I am trying to understand how embeddings for categorical variables work in the tabular learner model.

I reviewed this blog post on how PyTorch treats tabular learners:

Assume X is your dataset and W is your weight matrix for one layer of the NN. (I’m going to use a simplified model here, with only one paramter vector and one sample vector, and ignore bias.) It looks to me like what is happening is categorical variables are being converted to an embedding, and that embedding is being added to X as a set of values.

For example, if we have a dataset with continuous variables age and years_of_education and categorical variable birth_month with values as follows:

age = 25

years_of_education = 4.3

birth_month = January

then the tabular api would create an embedding for each month. Suppose the embedding size is 2, so January is represented by [0.2 0.8]. The entire input vector X would be [25, 4.3, 0.2, 0,8]. (This is how I understand it working, but please correct me if I’m wrong.)

The learner would then create a vector W with weights [w1, w2, w3, w4] and (ignoring bias) do a dot product beween W and X. It would then apply a non-linearity, etc. until it got to the final output, and then backpropagate. This is a conventional fully-connected model.

In a conventional NN, only the W vector is updated. But we also need to update the embedding in X to make it more “Januaryish” since it is initialized with random numbers. So does the tabluar model also use backpropagation to update the embeddings in the X vector? Or do I completely misunderstand the model architecture?

Not quite but close. Instead our embeddings are n+1 options. So if we have days of the month, our embedding vector for that variable is Jan, Feb, March… + nan to deal with ‘other’, or a 1x13 vector. We then dictate how large of a space we want for it’s weights and relationships, eg 13x600 (for example). Which is determined by the embedded size rule. Then we fill in our relationships as you said. So in actuality the ‘default’ would give us a matrix 13x5. To the rest, yes you are correct in how it is being updated.

So in your example of a 13 x 5 embedding matrix for month, each row represents the embedding vector for a month or “other”. In my January example, is it correct to say that the input vector (X) (after the concatenation of the categorical and continuous variables for a given sample) would include only the embeddings of January for that sample? And an input vector for a March sample would include only the third row? And then the algorithm would backpropagate and update the 13 x 5 embedding tensor?

I think this is what Jeremy is getting at with the one-hot-encoded matrix? We could add a one-hot-encoded multiplication to select the correct month of a particular sample, but it ends up being equivalent to just including the array for that month, so we leave that multiplication out?
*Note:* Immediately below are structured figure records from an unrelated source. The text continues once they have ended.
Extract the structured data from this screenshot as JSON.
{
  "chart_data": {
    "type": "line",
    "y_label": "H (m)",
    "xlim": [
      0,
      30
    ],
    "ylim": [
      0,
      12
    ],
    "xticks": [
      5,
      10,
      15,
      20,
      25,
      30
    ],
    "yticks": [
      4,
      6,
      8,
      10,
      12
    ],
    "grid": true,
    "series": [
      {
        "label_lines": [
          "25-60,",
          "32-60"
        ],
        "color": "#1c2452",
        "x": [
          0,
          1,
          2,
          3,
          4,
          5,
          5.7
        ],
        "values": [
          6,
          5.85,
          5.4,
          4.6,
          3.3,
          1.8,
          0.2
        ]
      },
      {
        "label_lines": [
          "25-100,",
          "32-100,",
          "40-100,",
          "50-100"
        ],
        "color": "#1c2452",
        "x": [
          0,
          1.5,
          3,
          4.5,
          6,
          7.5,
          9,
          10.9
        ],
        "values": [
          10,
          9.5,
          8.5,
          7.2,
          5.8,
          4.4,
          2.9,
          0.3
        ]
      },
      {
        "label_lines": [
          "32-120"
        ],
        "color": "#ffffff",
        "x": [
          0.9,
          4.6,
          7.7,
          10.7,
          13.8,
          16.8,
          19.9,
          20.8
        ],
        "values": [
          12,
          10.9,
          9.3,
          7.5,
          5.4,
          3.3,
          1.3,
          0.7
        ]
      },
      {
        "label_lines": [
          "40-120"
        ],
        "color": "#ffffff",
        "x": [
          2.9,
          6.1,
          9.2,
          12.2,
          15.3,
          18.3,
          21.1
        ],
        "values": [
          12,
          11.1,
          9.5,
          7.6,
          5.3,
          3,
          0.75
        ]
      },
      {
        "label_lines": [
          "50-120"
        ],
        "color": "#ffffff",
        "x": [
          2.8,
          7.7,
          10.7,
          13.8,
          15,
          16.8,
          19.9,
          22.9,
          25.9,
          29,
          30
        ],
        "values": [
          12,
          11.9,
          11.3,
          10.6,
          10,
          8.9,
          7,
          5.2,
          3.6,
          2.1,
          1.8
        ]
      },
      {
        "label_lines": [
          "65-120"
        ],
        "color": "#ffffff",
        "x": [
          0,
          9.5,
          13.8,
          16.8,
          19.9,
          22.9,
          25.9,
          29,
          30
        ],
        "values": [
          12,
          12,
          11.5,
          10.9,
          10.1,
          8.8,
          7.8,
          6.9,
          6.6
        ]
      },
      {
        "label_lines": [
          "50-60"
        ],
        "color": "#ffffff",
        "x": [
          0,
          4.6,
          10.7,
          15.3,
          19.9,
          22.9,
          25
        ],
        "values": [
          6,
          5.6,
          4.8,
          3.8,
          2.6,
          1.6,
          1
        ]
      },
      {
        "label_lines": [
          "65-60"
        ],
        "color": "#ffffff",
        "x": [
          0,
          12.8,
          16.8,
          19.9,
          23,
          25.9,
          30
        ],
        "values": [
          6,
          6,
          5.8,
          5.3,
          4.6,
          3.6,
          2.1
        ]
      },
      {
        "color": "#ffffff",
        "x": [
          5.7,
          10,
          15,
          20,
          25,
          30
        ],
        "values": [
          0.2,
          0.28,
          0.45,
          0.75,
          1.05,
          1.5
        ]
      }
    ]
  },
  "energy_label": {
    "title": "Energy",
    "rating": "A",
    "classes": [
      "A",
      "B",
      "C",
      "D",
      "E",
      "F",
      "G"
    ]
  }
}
It seems like tabular is a combination of a basic NN for the continuous data and a collaborative learner for the categorical data. In the former, backpropagation does not affect the input (X) variables, but in the latter there is backpropagation to update the embeddings in the input variables. The updating of input variables is the part I had never seen before and was confusing me. I suppose it’s implicit in the lectures but it’s never stated.

In the (unlikely) event that anyone ever searches for or reads this question (and for my own archival purposes), there is a lesson Kaggle that covers this, and it has a nice diagram showing concatenation of the embeddings for the movie database as per the collaborative learner that Jeremy uses. I assume that Tabular learner works on the same premise. In this diagram, substitute “categorical variable” for “movie index” and “vector of all continuous variables” for “user index”. Multiple categorical variables would get mutiple vectors:

Presumably, the tabular model concatenates the categorical variables’ vectors with the continous variables as per this diagram, and then passes it through a conventional neural net.

Thanks, @Mark_F. I’m going though the lectures for the first time and have been struggling with this concept as well. Something I’m still hung up on… the way Jeremy describes implementing the movie recommender model having a bias term makes a lot of sense. Dot product the two embedding vectors and then adjust with the bias parameter. It seems from the descriptions here that a bias term is unnecessary in an embedding when it is feeding into a dense layer along with other input data.

Does that make sense or am I missing something? Thanks for following up with the Kaggle reference!